In high school I hung out with the geeks — misfits who were smart enough to be nerds, but most of us lacked the motivation. The one exception, a friend in physics class, was coding a fractal program on the one classroom computer while the rest of us suffered through the bad magic tricks and ukulele playing of a teacher desperate to keep our attention. He, myself, and another outcast friend were simply weird. We had similar senses of humor, quoting Monty Python and coming up with our own characters that would have been right at home on the show, often to very confused more mainstream classmates. We were all in band together where we were tolerated for our musical talents — I played tuba and sousaphone. I remember scratching off selected letters from a book we were reading in an English class “Giants in the Earth” by Ole Edvart Rølvaag to leave behind the revised title “ants in the Ear.” That one caught on with the whole class, much to the disappointment and frustration of the teacher.
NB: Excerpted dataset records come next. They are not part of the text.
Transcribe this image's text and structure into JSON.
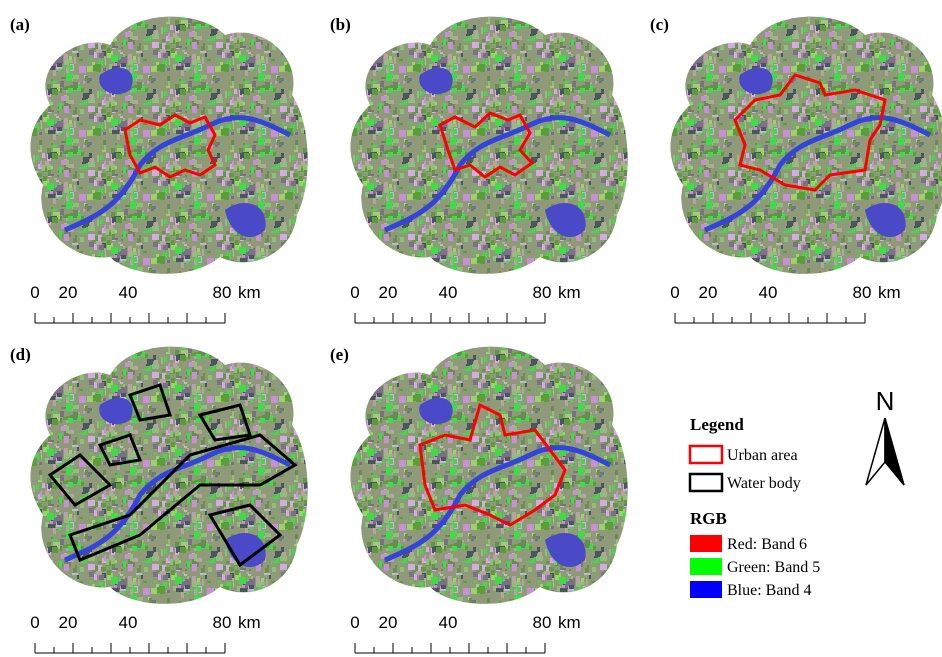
{
  "panels": [
    {
      "label": "(a)"
    },
    {
      "label": "(b)"
    },
    {
      "label": "(c)"
    },
    {
      "label": "(d)"
    },
    {
      "label": "(e)"
    }
  ],
  "scale_bar": {
    "ticks": [
      0,
      20,
      40,
      80
    ],
    "unit": "km"
  },
  "legend": {
    "title": "Legend",
    "items": [
      "Urban area",
      "Water body"
    ],
    "rgb_title": "RGB",
    "rgb_items": [
      "Red: Band 6",
      "Green: Band 5",
      "Blue: Band 4"
    ]
  },
  "north_arrow": "N"
}
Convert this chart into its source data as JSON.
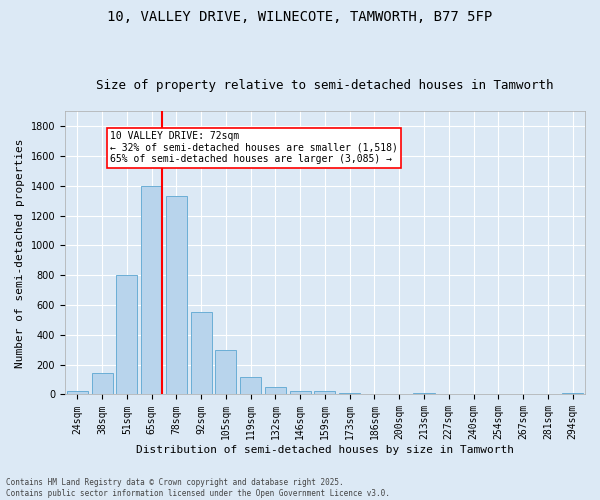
{
  "title": "10, VALLEY DRIVE, WILNECOTE, TAMWORTH, B77 5FP",
  "subtitle": "Size of property relative to semi-detached houses in Tamworth",
  "xlabel": "Distribution of semi-detached houses by size in Tamworth",
  "ylabel": "Number of semi-detached properties",
  "categories": [
    "24sqm",
    "38sqm",
    "51sqm",
    "65sqm",
    "78sqm",
    "92sqm",
    "105sqm",
    "119sqm",
    "132sqm",
    "146sqm",
    "159sqm",
    "173sqm",
    "186sqm",
    "200sqm",
    "213sqm",
    "227sqm",
    "240sqm",
    "254sqm",
    "267sqm",
    "281sqm",
    "294sqm"
  ],
  "values": [
    20,
    145,
    800,
    1400,
    1330,
    550,
    295,
    120,
    48,
    25,
    25,
    10,
    0,
    0,
    8,
    0,
    0,
    0,
    0,
    0,
    12
  ],
  "bar_color": "#B8D4EC",
  "bar_edgecolor": "#6BAED6",
  "vline_color": "red",
  "vline_pos": 3.43,
  "annotation_text": "10 VALLEY DRIVE: 72sqm\n← 32% of semi-detached houses are smaller (1,518)\n65% of semi-detached houses are larger (3,085) →",
  "annotation_box_color": "white",
  "annotation_box_edgecolor": "red",
  "ylim": [
    0,
    1900
  ],
  "yticks": [
    0,
    200,
    400,
    600,
    800,
    1000,
    1200,
    1400,
    1600,
    1800
  ],
  "background_color": "#DCE9F5",
  "grid_color": "white",
  "footer": "Contains HM Land Registry data © Crown copyright and database right 2025.\nContains public sector information licensed under the Open Government Licence v3.0.",
  "title_fontsize": 10,
  "subtitle_fontsize": 9,
  "ylabel_fontsize": 8,
  "xlabel_fontsize": 8,
  "tick_fontsize": 7,
  "footer_fontsize": 5.5,
  "annot_fontsize": 7
}
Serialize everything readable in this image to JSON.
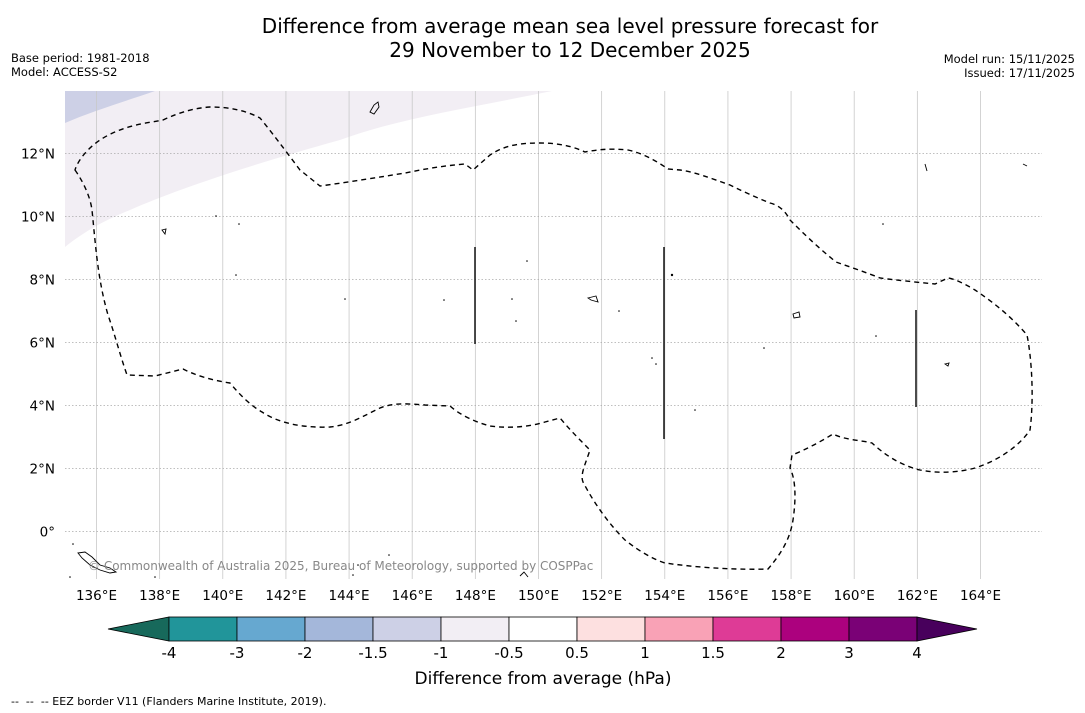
{
  "title": {
    "line1": "Difference from average mean sea level pressure forecast for",
    "line2": "29 November to 12 December 2025"
  },
  "meta_left": {
    "base_period": "Base period: 1981-2018",
    "model": "Model: ACCESS-S2"
  },
  "meta_right": {
    "model_run": "Model run: 15/11/2025",
    "issued": "Issued: 17/11/2025"
  },
  "map": {
    "lon_range": [
      135,
      166
    ],
    "lat_range": [
      -1.5,
      14
    ],
    "lon_ticks": [
      136,
      138,
      140,
      142,
      144,
      146,
      148,
      150,
      152,
      154,
      156,
      158,
      160,
      162,
      164
    ],
    "lon_tick_labels": [
      "136°E",
      "138°E",
      "140°E",
      "142°E",
      "144°E",
      "146°E",
      "148°E",
      "150°E",
      "152°E",
      "154°E",
      "156°E",
      "158°E",
      "160°E",
      "162°E",
      "164°E"
    ],
    "lat_ticks": [
      0,
      2,
      4,
      6,
      8,
      10,
      12
    ],
    "lat_tick_labels": [
      "0°",
      "2°N",
      "4°N",
      "6°N",
      "8°N",
      "10°N",
      "12°N"
    ],
    "copyright": "© Commonwealth of Australia 2025, Bureau of Meteorology, supported by COSPPac"
  },
  "colorbar": {
    "title": "Difference from average (hPa)",
    "labels": [
      "-4",
      "-3",
      "-2",
      "-1.5",
      "-1",
      "-0.5",
      "0.5",
      "1",
      "1.5",
      "2",
      "3",
      "4"
    ],
    "colors": [
      "#17695b",
      "#21959a",
      "#66a8d0",
      "#a4b7da",
      "#cdd0e6",
      "#f2eef4",
      "#ffffff",
      "#fde0e0",
      "#f9a2b6",
      "#de3b96",
      "#ac017e",
      "#7a0176",
      "#48005c"
    ]
  },
  "footer": "--  --  -- EEZ border V11 (Flanders Marine Institute, 2019)."
}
We were smart, bored, and didn’t really fit in anywhere. I don’t even remember how the “cult” got started, but we decided to create something for ourselves, a group where we did belong. We called it the Silver Death Cult, probably because it sounded both mysterious and slightly frightening. There were two rules for entry into the organization:

  • You had to stand on a young thistle plant (or devil weed as we called them — we HATED encountering them when mowing the lawn) for ten minutes without moving or flinching.
  • You had to acquire an “I AM LOVED” button from a local Kansas City jewelry store without being seen by a sales person, take it to school and scrape off the paint to reveal the silver surface beneath during class time. Then wear the button as your badge of honor.

We three were the only members as our efforts to recruit were met with confusion and revulsion. Looking back now, maybe that was the point of the requirements — we created something for us and only us — to keep the world out and a place where we belonged. If you remember us, you probably remember us wrong. We were stranger than you knew, and prouder of it than we let on.

Before anyone asks, I do still have that button, so many years later. Maybe I should start wearing it again. I think I’ll skip the thistle standing now though.